As Bauji listened to Arjun talk easily about his work and his life, he had the ressuring vision of someone who would proudly carry on his line. Arjun seemed to have both intelligence and ambition in abundance. He had fresh confidence, an assured manner, and a good instinct about people, Bauji thought. He would do well and bring honour to himself. As the guru had predicted at his birth, Arjun had grown up into a fearless young man, like his namesake in the
Mahabharata.
Bauji noticed that his cheeks were flushed when he became excited. His wide eyes, still boyishly earnest, were framed by long lashes and sharply defined brows. Success at thirty was a delightful thing, felt Bauji—you meet the great, you are attractive to beautiful women, you enjoy life.
Bauji himself belonged to the first generation in his family to acquire a Western education in the early years of this century, and he had become a lawyer. At that time the law was almost the only profession open to young Indians. He had married off his daughter, Tara, to Seva Ram, who had been part of the second generation, which had gone in for technical training. Seva Ram had become an engineer, because the British had realized that roads, canals, bridges and railways had to be built in order to rule and exploit the country. Now here was Arjun, who represented the third generation, which aspired to managing private enterprise in a scientific manner in a free country. It was new and it was good. Despite the changing occupations of the three generations, Bauji could feel a continuity. Despite great social changes that had taken place during his lifetime, he could still detect the unbroken and enduring thread that linked one generation to the next.
Before returning home, Arjun took Bauji to see an exhibition of paintings at the Jehangir Art Gallery. Quite unexpectedly Bauji liked a ‘modern painting’, showing three female figures in green and blue colours. Upto now he had only seen unveiled imitations of Western paintings or crude copies of the Ajanta frescoes. This was something quite new, with sharp, bright colours and a feeling of animality, which was akin to his own sensual temperament. Looking at it, he felt the old feeling of ecstasy returning. He decided, on the spur of the moment, to buy it, even though it was more than he could afford.

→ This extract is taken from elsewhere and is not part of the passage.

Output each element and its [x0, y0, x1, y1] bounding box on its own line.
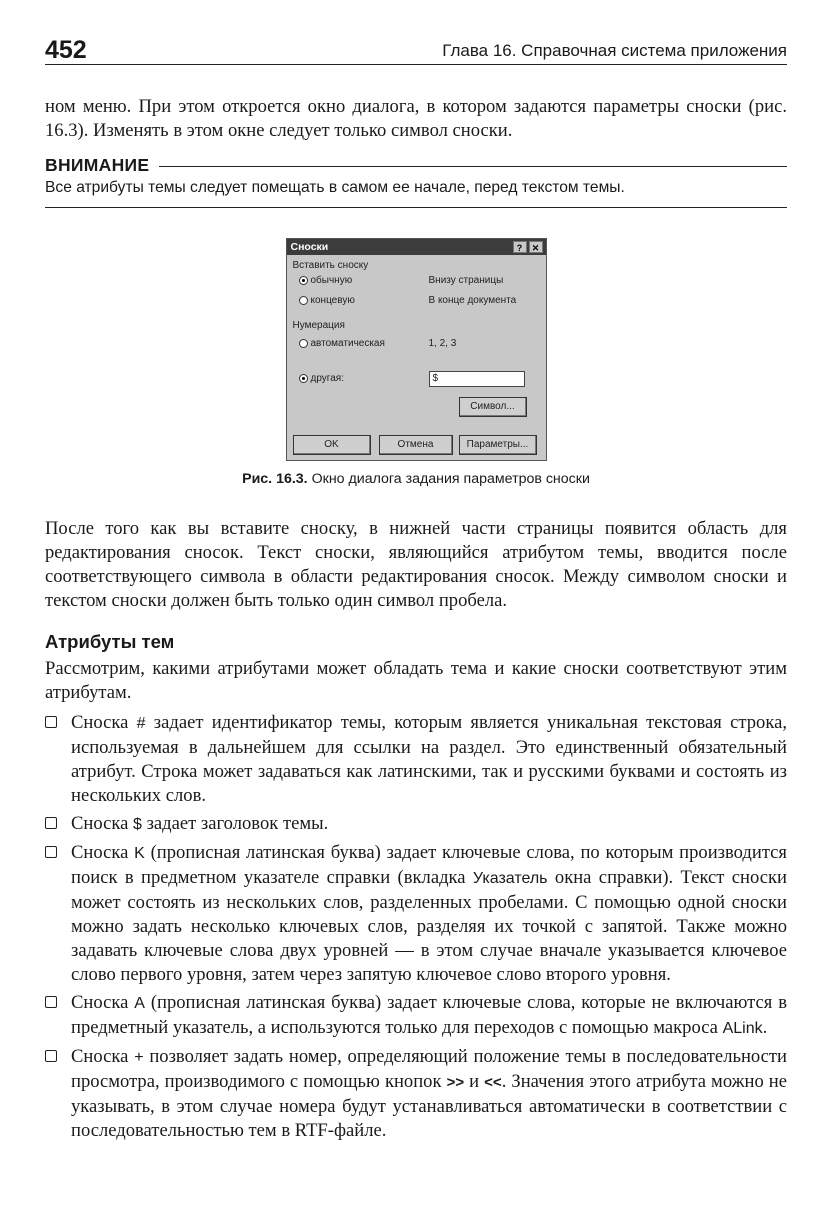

When they reached home Juhu was dark. Bhabo was worried and upset because they were late. She also thought the painting too expensive. At dinner Bhabo did not touch anything. She began to cry and then the truth came out. She had eaten lunch cooked by Lalaji’s servant, who she later discovered was of the ‘untouchable’ caste. She had immediately vomited, and had taken a bath. On her face Arjun saw deep disgust, an almost physical revulsion. She had felt soiled by the contact with the casteless man. On hearing this Bauji became embarrassed. He shouted at her. ‘I am ashamed of you, woman! How can we call ourselves a democracy when we have this going on.’
After dinner Bauji wanted to get away from the house and he suggested a walk on the beach to Arjun. ‘Be careful,’ said Bhabo as they went out. Bauji took a deep breath and inhaled the sharp breeze of the Arabian sea. The darkness and the silence were broken by the uneven lapping of the white waves on the deserted sand.
‘So strong is the pride in one’s caste, it is easily wounded,’ said Bauji. They walked on silently. Arjun recalled that Bhabo had once told him that in her village when she was young even an untouchable’s shadow was not permitted to fall on a brahmin. Their casteless sweeper used to creep stealthily into the brahmin’s house from the back, clean the toilets and sneak away. If by chance he saw a brahmin on the road he had to hide till the brahmin had passed.